British Prime Minister Liz Truss announced her resignation on Thursday, a day after a second top minister was replaced and significant numbers of her Conservative lawmakers defied the government in parliament in a dramatic breakdown of unity and discipline.
Following are latest events, comments and context:
– Speaking to reporters outside 10 Downing Street on Thursday, Liz Truss said she would resign as prime minister, but would remain in the role until a new Conservative leader was selected next week. Earlier in the day, she met with the 1922 Committee of Conservative lawmakers, which sets the rules for selecting and changing the party’s leader.
– Conservative lawmaker Simon Hoare, in parliament for seven years, said Thursday and Friday were crunch days for the government.
– Transport Minister Anne-Marie Trevelyan sounded unsure when asked if Truss will fight the next election, saying “I think at the moment that is still the case,” when asked in an interview on Times Radio.
– Conservative lawmaker Sheryll Murray submitted a letter of no confidence in Truss.
– Truss has promised disciplinary action against Conservative lawmakers who abstained or failed to support her party in a vote about fracking amid a total breakdown of unity and discipline. More than 30 of her lawmakers abstained or failed to vote with the party, although some of those had permission to miss the vote.
– Trevelyan said she was shocked to hear reports claiming politicians in Prime Minister Liz Truss’s Conservatives were manhandled to force them to vote with the government.

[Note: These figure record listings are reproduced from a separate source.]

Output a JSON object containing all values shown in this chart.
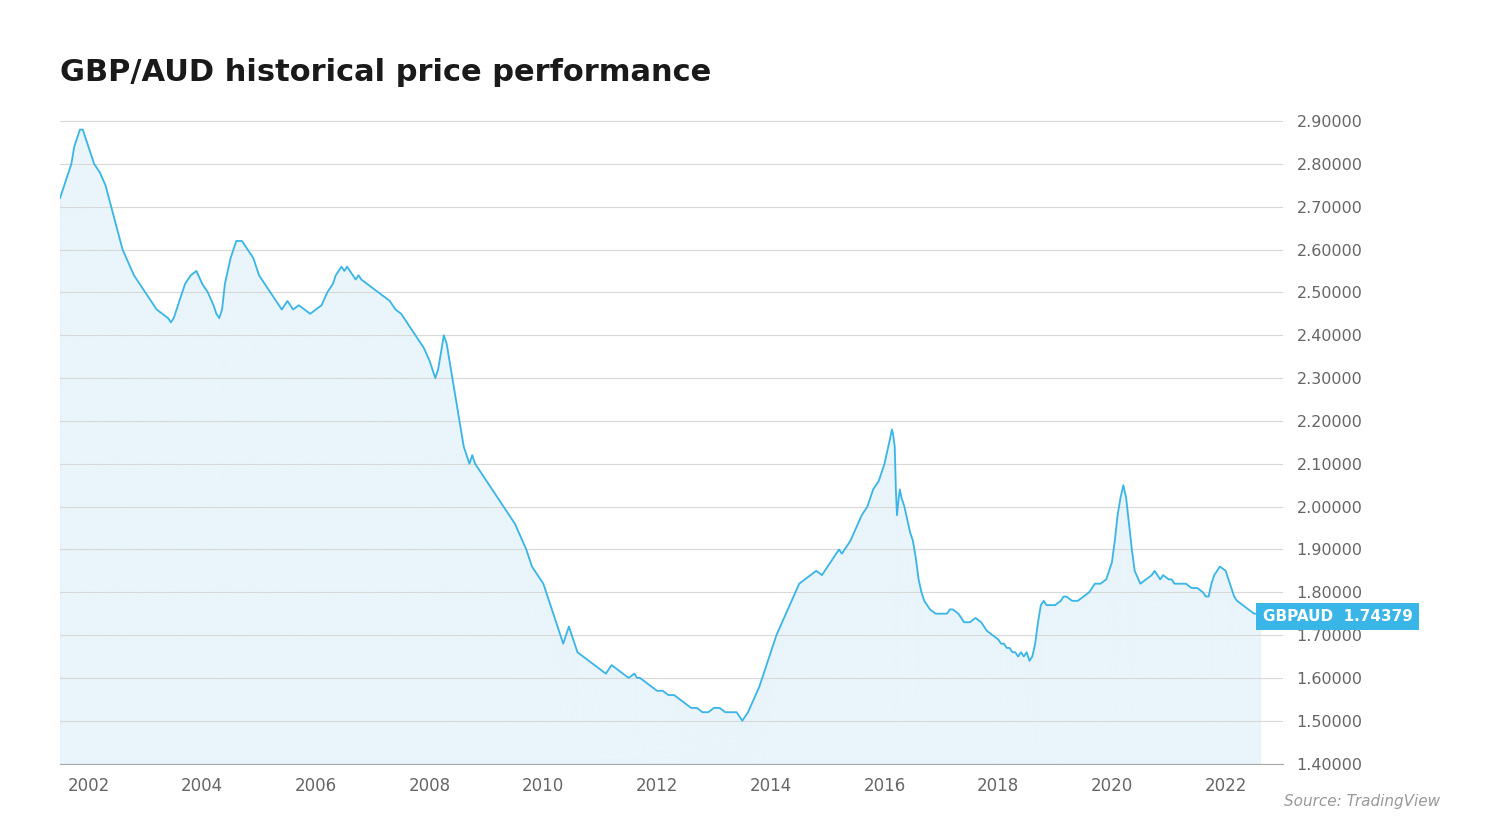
{
  "title": "GBP/AUD historical price performance",
  "source_text": "Source: TradingView",
  "label_text": "GBPAUD  1.74379",
  "line_color": "#3ab5e8",
  "fill_color": "#daeef8",
  "background_color": "#ffffff",
  "grid_color": "#d8d8d8",
  "label_bg_color": "#3ab5e8",
  "tick_color": "#666666",
  "title_color": "#1a1a1a",
  "ylim": [
    1.4,
    2.95
  ],
  "yticks": [
    1.4,
    1.5,
    1.6,
    1.7,
    1.8,
    1.9,
    2.0,
    2.1,
    2.2,
    2.3,
    2.4,
    2.5,
    2.6,
    2.7,
    2.8,
    2.9
  ],
  "xticks": [
    2002,
    2004,
    2006,
    2008,
    2010,
    2012,
    2014,
    2016,
    2018,
    2020,
    2022
  ],
  "xlim": [
    2001.5,
    2023.0
  ],
  "data": [
    [
      2001.5,
      2.72
    ],
    [
      2001.6,
      2.76
    ],
    [
      2001.7,
      2.8
    ],
    [
      2001.75,
      2.84
    ],
    [
      2001.8,
      2.86
    ],
    [
      2001.85,
      2.88
    ],
    [
      2001.9,
      2.88
    ],
    [
      2001.95,
      2.86
    ],
    [
      2002.0,
      2.84
    ],
    [
      2002.05,
      2.82
    ],
    [
      2002.1,
      2.8
    ],
    [
      2002.2,
      2.78
    ],
    [
      2002.3,
      2.75
    ],
    [
      2002.4,
      2.7
    ],
    [
      2002.5,
      2.65
    ],
    [
      2002.6,
      2.6
    ],
    [
      2002.7,
      2.57
    ],
    [
      2002.8,
      2.54
    ],
    [
      2002.9,
      2.52
    ],
    [
      2003.0,
      2.5
    ],
    [
      2003.1,
      2.48
    ],
    [
      2003.2,
      2.46
    ],
    [
      2003.3,
      2.45
    ],
    [
      2003.4,
      2.44
    ],
    [
      2003.45,
      2.43
    ],
    [
      2003.5,
      2.44
    ],
    [
      2003.6,
      2.48
    ],
    [
      2003.7,
      2.52
    ],
    [
      2003.8,
      2.54
    ],
    [
      2003.9,
      2.55
    ],
    [
      2004.0,
      2.52
    ],
    [
      2004.1,
      2.5
    ],
    [
      2004.2,
      2.47
    ],
    [
      2004.25,
      2.45
    ],
    [
      2004.3,
      2.44
    ],
    [
      2004.35,
      2.46
    ],
    [
      2004.4,
      2.52
    ],
    [
      2004.5,
      2.58
    ],
    [
      2004.6,
      2.62
    ],
    [
      2004.7,
      2.62
    ],
    [
      2004.8,
      2.6
    ],
    [
      2004.9,
      2.58
    ],
    [
      2005.0,
      2.54
    ],
    [
      2005.1,
      2.52
    ],
    [
      2005.2,
      2.5
    ],
    [
      2005.3,
      2.48
    ],
    [
      2005.35,
      2.47
    ],
    [
      2005.4,
      2.46
    ],
    [
      2005.45,
      2.47
    ],
    [
      2005.5,
      2.48
    ],
    [
      2005.55,
      2.47
    ],
    [
      2005.6,
      2.46
    ],
    [
      2005.7,
      2.47
    ],
    [
      2005.8,
      2.46
    ],
    [
      2005.9,
      2.45
    ],
    [
      2006.0,
      2.46
    ],
    [
      2006.1,
      2.47
    ],
    [
      2006.2,
      2.5
    ],
    [
      2006.3,
      2.52
    ],
    [
      2006.35,
      2.54
    ],
    [
      2006.4,
      2.55
    ],
    [
      2006.45,
      2.56
    ],
    [
      2006.5,
      2.55
    ],
    [
      2006.55,
      2.56
    ],
    [
      2006.6,
      2.55
    ],
    [
      2006.65,
      2.54
    ],
    [
      2006.7,
      2.53
    ],
    [
      2006.75,
      2.54
    ],
    [
      2006.8,
      2.53
    ],
    [
      2006.9,
      2.52
    ],
    [
      2007.0,
      2.51
    ],
    [
      2007.1,
      2.5
    ],
    [
      2007.2,
      2.49
    ],
    [
      2007.3,
      2.48
    ],
    [
      2007.35,
      2.47
    ],
    [
      2007.4,
      2.46
    ],
    [
      2007.5,
      2.45
    ],
    [
      2007.6,
      2.43
    ],
    [
      2007.7,
      2.41
    ],
    [
      2007.8,
      2.39
    ],
    [
      2007.9,
      2.37
    ],
    [
      2008.0,
      2.34
    ],
    [
      2008.05,
      2.32
    ],
    [
      2008.1,
      2.3
    ],
    [
      2008.15,
      2.32
    ],
    [
      2008.2,
      2.36
    ],
    [
      2008.25,
      2.4
    ],
    [
      2008.3,
      2.38
    ],
    [
      2008.35,
      2.34
    ],
    [
      2008.4,
      2.3
    ],
    [
      2008.45,
      2.26
    ],
    [
      2008.5,
      2.22
    ],
    [
      2008.55,
      2.18
    ],
    [
      2008.6,
      2.14
    ],
    [
      2008.65,
      2.12
    ],
    [
      2008.7,
      2.1
    ],
    [
      2008.75,
      2.12
    ],
    [
      2008.8,
      2.1
    ],
    [
      2008.9,
      2.08
    ],
    [
      2009.0,
      2.06
    ],
    [
      2009.1,
      2.04
    ],
    [
      2009.2,
      2.02
    ],
    [
      2009.3,
      2.0
    ],
    [
      2009.4,
      1.98
    ],
    [
      2009.5,
      1.96
    ],
    [
      2009.6,
      1.93
    ],
    [
      2009.7,
      1.9
    ],
    [
      2009.75,
      1.88
    ],
    [
      2009.8,
      1.86
    ],
    [
      2009.9,
      1.84
    ],
    [
      2010.0,
      1.82
    ],
    [
      2010.05,
      1.8
    ],
    [
      2010.1,
      1.78
    ],
    [
      2010.15,
      1.76
    ],
    [
      2010.2,
      1.74
    ],
    [
      2010.25,
      1.72
    ],
    [
      2010.3,
      1.7
    ],
    [
      2010.35,
      1.68
    ],
    [
      2010.4,
      1.7
    ],
    [
      2010.45,
      1.72
    ],
    [
      2010.5,
      1.7
    ],
    [
      2010.55,
      1.68
    ],
    [
      2010.6,
      1.66
    ],
    [
      2010.7,
      1.65
    ],
    [
      2010.8,
      1.64
    ],
    [
      2010.9,
      1.63
    ],
    [
      2011.0,
      1.62
    ],
    [
      2011.1,
      1.61
    ],
    [
      2011.15,
      1.62
    ],
    [
      2011.2,
      1.63
    ],
    [
      2011.3,
      1.62
    ],
    [
      2011.4,
      1.61
    ],
    [
      2011.5,
      1.6
    ],
    [
      2011.6,
      1.61
    ],
    [
      2011.65,
      1.6
    ],
    [
      2011.7,
      1.6
    ],
    [
      2011.8,
      1.59
    ],
    [
      2011.9,
      1.58
    ],
    [
      2012.0,
      1.57
    ],
    [
      2012.1,
      1.57
    ],
    [
      2012.2,
      1.56
    ],
    [
      2012.3,
      1.56
    ],
    [
      2012.4,
      1.55
    ],
    [
      2012.5,
      1.54
    ],
    [
      2012.6,
      1.53
    ],
    [
      2012.7,
      1.53
    ],
    [
      2012.8,
      1.52
    ],
    [
      2012.9,
      1.52
    ],
    [
      2013.0,
      1.53
    ],
    [
      2013.1,
      1.53
    ],
    [
      2013.2,
      1.52
    ],
    [
      2013.3,
      1.52
    ],
    [
      2013.4,
      1.52
    ],
    [
      2013.45,
      1.51
    ],
    [
      2013.5,
      1.5
    ],
    [
      2013.55,
      1.51
    ],
    [
      2013.6,
      1.52
    ],
    [
      2013.7,
      1.55
    ],
    [
      2013.8,
      1.58
    ],
    [
      2013.9,
      1.62
    ],
    [
      2014.0,
      1.66
    ],
    [
      2014.1,
      1.7
    ],
    [
      2014.2,
      1.73
    ],
    [
      2014.3,
      1.76
    ],
    [
      2014.4,
      1.79
    ],
    [
      2014.5,
      1.82
    ],
    [
      2014.6,
      1.83
    ],
    [
      2014.7,
      1.84
    ],
    [
      2014.8,
      1.85
    ],
    [
      2014.9,
      1.84
    ],
    [
      2015.0,
      1.86
    ],
    [
      2015.1,
      1.88
    ],
    [
      2015.2,
      1.9
    ],
    [
      2015.25,
      1.89
    ],
    [
      2015.3,
      1.9
    ],
    [
      2015.4,
      1.92
    ],
    [
      2015.5,
      1.95
    ],
    [
      2015.6,
      1.98
    ],
    [
      2015.7,
      2.0
    ],
    [
      2015.8,
      2.04
    ],
    [
      2015.9,
      2.06
    ],
    [
      2016.0,
      2.1
    ],
    [
      2016.05,
      2.13
    ],
    [
      2016.1,
      2.16
    ],
    [
      2016.13,
      2.18
    ],
    [
      2016.15,
      2.17
    ],
    [
      2016.18,
      2.14
    ],
    [
      2016.2,
      2.04
    ],
    [
      2016.22,
      1.98
    ],
    [
      2016.25,
      2.02
    ],
    [
      2016.27,
      2.04
    ],
    [
      2016.3,
      2.02
    ],
    [
      2016.35,
      2.0
    ],
    [
      2016.4,
      1.97
    ],
    [
      2016.45,
      1.94
    ],
    [
      2016.5,
      1.92
    ],
    [
      2016.55,
      1.88
    ],
    [
      2016.6,
      1.83
    ],
    [
      2016.65,
      1.8
    ],
    [
      2016.7,
      1.78
    ],
    [
      2016.8,
      1.76
    ],
    [
      2016.9,
      1.75
    ],
    [
      2017.0,
      1.75
    ],
    [
      2017.1,
      1.75
    ],
    [
      2017.15,
      1.76
    ],
    [
      2017.2,
      1.76
    ],
    [
      2017.3,
      1.75
    ],
    [
      2017.35,
      1.74
    ],
    [
      2017.4,
      1.73
    ],
    [
      2017.5,
      1.73
    ],
    [
      2017.6,
      1.74
    ],
    [
      2017.7,
      1.73
    ],
    [
      2017.75,
      1.72
    ],
    [
      2017.8,
      1.71
    ],
    [
      2017.9,
      1.7
    ],
    [
      2018.0,
      1.69
    ],
    [
      2018.05,
      1.68
    ],
    [
      2018.1,
      1.68
    ],
    [
      2018.15,
      1.67
    ],
    [
      2018.2,
      1.67
    ],
    [
      2018.25,
      1.66
    ],
    [
      2018.3,
      1.66
    ],
    [
      2018.35,
      1.65
    ],
    [
      2018.4,
      1.66
    ],
    [
      2018.45,
      1.65
    ],
    [
      2018.5,
      1.66
    ],
    [
      2018.55,
      1.64
    ],
    [
      2018.6,
      1.65
    ],
    [
      2018.65,
      1.68
    ],
    [
      2018.7,
      1.73
    ],
    [
      2018.75,
      1.77
    ],
    [
      2018.8,
      1.78
    ],
    [
      2018.85,
      1.77
    ],
    [
      2018.9,
      1.77
    ],
    [
      2019.0,
      1.77
    ],
    [
      2019.1,
      1.78
    ],
    [
      2019.15,
      1.79
    ],
    [
      2019.2,
      1.79
    ],
    [
      2019.3,
      1.78
    ],
    [
      2019.4,
      1.78
    ],
    [
      2019.5,
      1.79
    ],
    [
      2019.6,
      1.8
    ],
    [
      2019.65,
      1.81
    ],
    [
      2019.7,
      1.82
    ],
    [
      2019.8,
      1.82
    ],
    [
      2019.9,
      1.83
    ],
    [
      2020.0,
      1.87
    ],
    [
      2020.05,
      1.92
    ],
    [
      2020.1,
      1.98
    ],
    [
      2020.15,
      2.02
    ],
    [
      2020.2,
      2.05
    ],
    [
      2020.25,
      2.02
    ],
    [
      2020.3,
      1.96
    ],
    [
      2020.35,
      1.9
    ],
    [
      2020.4,
      1.85
    ],
    [
      2020.5,
      1.82
    ],
    [
      2020.6,
      1.83
    ],
    [
      2020.7,
      1.84
    ],
    [
      2020.75,
      1.85
    ],
    [
      2020.8,
      1.84
    ],
    [
      2020.85,
      1.83
    ],
    [
      2020.9,
      1.84
    ],
    [
      2021.0,
      1.83
    ],
    [
      2021.05,
      1.83
    ],
    [
      2021.1,
      1.82
    ],
    [
      2021.2,
      1.82
    ],
    [
      2021.3,
      1.82
    ],
    [
      2021.4,
      1.81
    ],
    [
      2021.5,
      1.81
    ],
    [
      2021.6,
      1.8
    ],
    [
      2021.65,
      1.79
    ],
    [
      2021.7,
      1.79
    ],
    [
      2021.75,
      1.82
    ],
    [
      2021.8,
      1.84
    ],
    [
      2021.85,
      1.85
    ],
    [
      2021.9,
      1.86
    ],
    [
      2022.0,
      1.85
    ],
    [
      2022.05,
      1.83
    ],
    [
      2022.1,
      1.81
    ],
    [
      2022.15,
      1.79
    ],
    [
      2022.2,
      1.78
    ],
    [
      2022.3,
      1.77
    ],
    [
      2022.4,
      1.76
    ],
    [
      2022.5,
      1.75
    ],
    [
      2022.55,
      1.75
    ],
    [
      2022.6,
      1.74379
    ]
  ]
}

– Truss has lost her interior minister, Suella Braverman, who quit on Wednesday, less than a week after she fired her finance minister. Braverman cited “serious concerns” about the government.
– Investors reined in bets of a full percentage-point interest rate increase by the Bank of England next month, after a top official said it remained to be seen whether rates rise as sharply as the market has been expecting.

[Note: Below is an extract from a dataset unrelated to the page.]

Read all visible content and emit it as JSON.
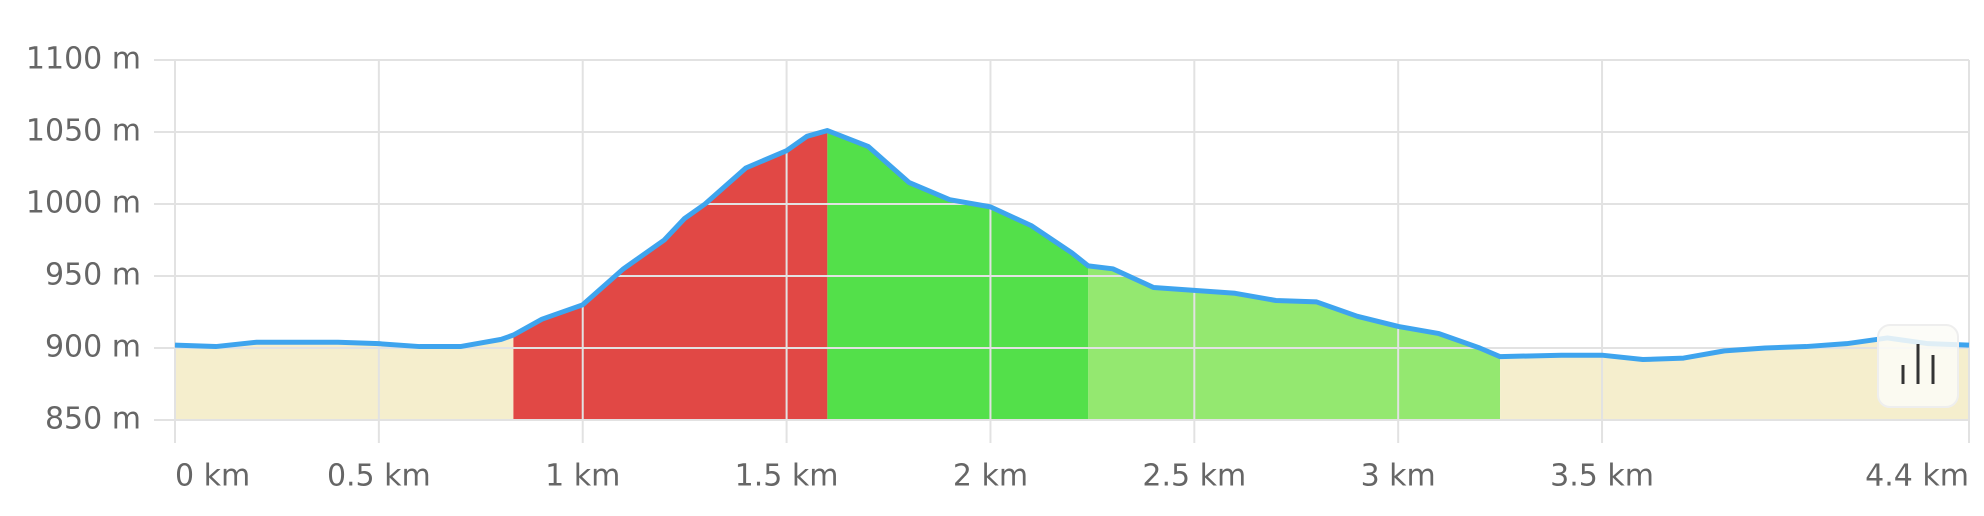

– The pound fell to one-week low vs euro and GBP/USD traded above 1.1200 with 1.1192-1.1240 in the Asian session range. 1.1186 was Wednesday’s three-day low.
– Worries over a deepening political crisis in the UK and rising interest rates globally kept London’s main stock indexes under pressure, with shares of homebuilders edging toward a multi-year low hit recently.
– The biggest jump in food prices since 1980 pushed British inflation to 10.1 per cent last month, matching a 40-year high hit in July in a new blow for households grappling with a cost-of-living crisis.
– British banks are bracing for a potential tax hit after a source said finance minister Jeremy Hunt was reviewing the current surcharge on bank profits.
WHAT'S BEHIND THE CRISIS?
– The Bank of England was forced into emergency bond-buying to stem a sharp sell-off in Britain’s 2.1 trillion pound (US$2.3 trillion) government bond market that threatened to wreak havoc in the pension industry and increase recession risks.
– The sell-off began after then-new finance minister Kwasi Kwarteng’s tax-cut announcement on Sept. 23.
– After firing Kwarteng, a close friend and ally, on Friday, Truss announced that corporation tax would rise to 25 per cent as intended by her predecessor Boris Johnson, reversing her earlier plan to freeze it at 19 per cent. Kwarteng’s cut to the highest rate of income tax had already been reversed.
– His replacement Hunt on Monday then scrapped “nearly all” of Truss and Kwarteng’s economic plan and scaled back her vast energy support scheme, announced in September, in a historic U-turn to try restore investor confidence.
– The BoE interventions have highlighted a growing segment of Britain’s pensions sector – liability-driven investment.
– LDI helps pension funds use derivatives to “match” assets and liabilities to avert risks of shortfalls in payouts, but the soaring interest rates have triggered emergency collateral calls for those funds to cover the derivatives.